A Defensoria Pública do Estado do Rio Grande do Sul ingressou, nesta quarta-feira (11), com uma Ação Civil Pública (ACP) para assegurar o direito ao passe livre no transporte público de Porto Alegre a pessoas com deficiência que residem em outros municípios, mas precisam transitar pela Capital. Atualmente, a gratuidade é restrita a quem comprova residência na cidade.

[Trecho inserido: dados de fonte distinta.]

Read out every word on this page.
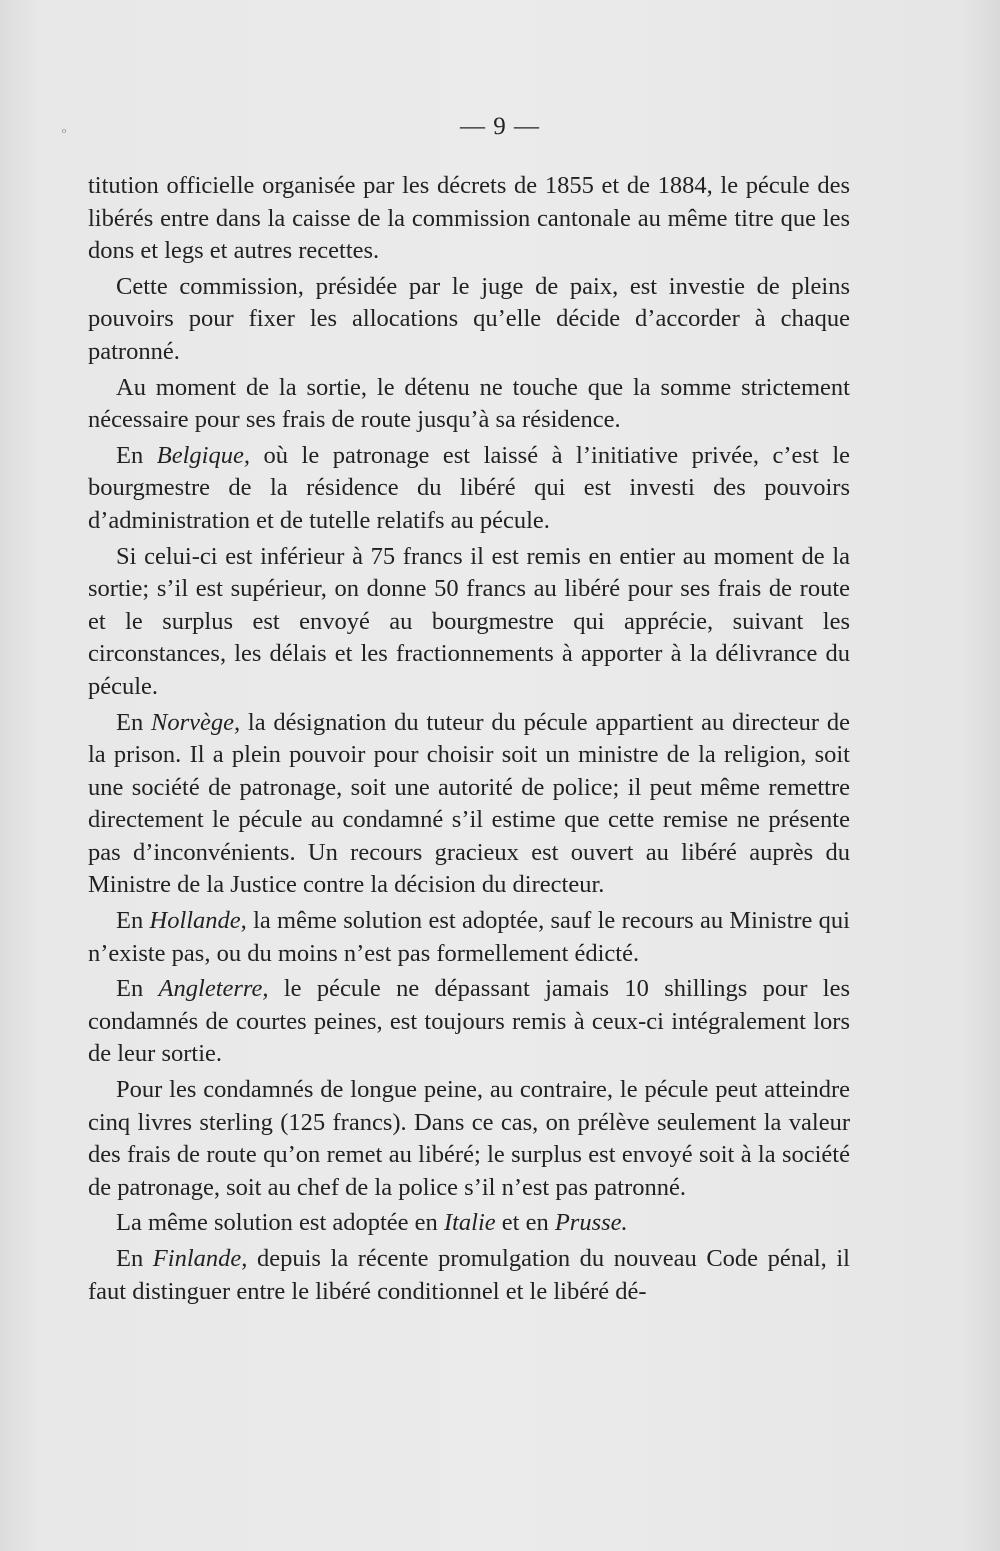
ᵒ	— 9 —

titution officielle organisée par les décrets de 1855 et de 1884, le pécule des libérés entre dans la caisse de la commission cantonale au même titre que les dons et legs et autres recettes.

Cette commission, présidée par le juge de paix, est investie de pleins pouvoirs pour fixer les allocations qu’elle décide d’accorder à chaque patronné.

Au moment de la sortie, le détenu ne touche que la somme strictement nécessaire pour ses frais de route jusqu’à sa résidence.

En Belgique, où le patronage est laissé à l’initiative privée, c’est le bourgmestre de la résidence du libéré qui est investi des pouvoirs d’administration et de tutelle relatifs au pécule.

Si celui-ci est inférieur à 75 francs il est remis en entier au moment de la sortie; s’il est supérieur, on donne 50 francs au libéré pour ses frais de route et le surplus est envoyé au bourgmestre qui apprécie, suivant les circonstances, les délais et les fractionnements à apporter à la délivrance du pécule.

En Norvège, la désignation du tuteur du pécule appartient au directeur de la prison. Il a plein pouvoir pour choisir soit un ministre de la religion, soit une société de patronage, soit une autorité de police; il peut même remettre directement le pécule au condamné s’il estime que cette remise ne présente pas d’inconvénients. Un recours gracieux est ouvert au libéré auprès du Ministre de la Justice contre la décision du directeur.

En Hollande, la même solution est adoptée, sauf le recours au Ministre qui n’existe pas, ou du moins n’est pas formellement édicté.

En Angleterre, le pécule ne dépassant jamais 10 shillings pour les condamnés de courtes peines, est toujours remis à ceux-ci intégralement lors de leur sortie.

Pour les condamnés de longue peine, au contraire, le pécule peut atteindre cinq livres sterling (125 francs). Dans ce cas, on prélève seulement la valeur des frais de route qu’on remet au libéré; le surplus est envoyé soit à la société de patronage, soit au chef de la police s’il n’est pas patronné.

La même solution est adoptée en Italie et en Prusse.

En Finlande, depuis la récente promulgation du nouveau Code pénal, il faut distinguer entre le libéré conditionnel et le libéré dé-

A ação foi ajuizada pelos Núcleos de Defesa da Pessoa com Deficiência (NUDEPED) e de Defesa do Consumidor e Tutelas Coletivas (NUDECONTU). No pedido, a Defensoria solicita que o Município deixe de exigir comprovante de domicílio na Capital como condição para acesso ao benefício, garantindo o direito a todas as pessoas com deficiência que necessitam circular por Porto Alegre.
De acordo com o documento, a exigência passou a vigorar com a promulgação da Lei Municipal nº 12.944, de 30 de dezembro de 2021. Nas legislações anteriores que tratavam sobre o tema não havia previsão legal para a demanda.
A demanda chegou ao NUDEPED por meio da solicitação de providências do Conselho Municipal dos Direitos da Pessoa com Deficiência de Porto Alegre (COMDEPA) e da Federação Riograndense de Entidades de Deficientes Físicos (FREDEF-RS). Diversos ofícios foram encaminhados ao Executivo questionando a exigência da comprovação de domicílio na Capital, mas todos foram respondidos justificando que a exigência está prevista em lei.
A principal argumentação da Defensoria é que Porto Alegre concentra a oferta de serviços de saúde de alta complexidade e especialidades médicas, sendo referência estadual em diversas áreas. A limitação do passe livre a moradores da cidade comprometeria o acesso de pacientes em tratamento contínuo, especialmente entre pessoas em situação de vulnerabilidade socioeconômica.
O documento também destaca que Porto Alegre concentra instituições de ensino especializadas e de nível superior que são referência em todo o Estado, apontando que a regulamentação que limita o benefício apenas a residentes da Capital pode restringir o acesso à educação para estudantes com deficiência vindos de outros municípios.
Na Ação, assinada pelos defensores públicos Bibiana Veríssimo (NUDEPED) e Felipe Kirchner (NUDECONTU), foi solicitada a tutela provisória de urgência, ou seja, que a demanda fosse concedida de forma liminar, antes dos trâmites do processo.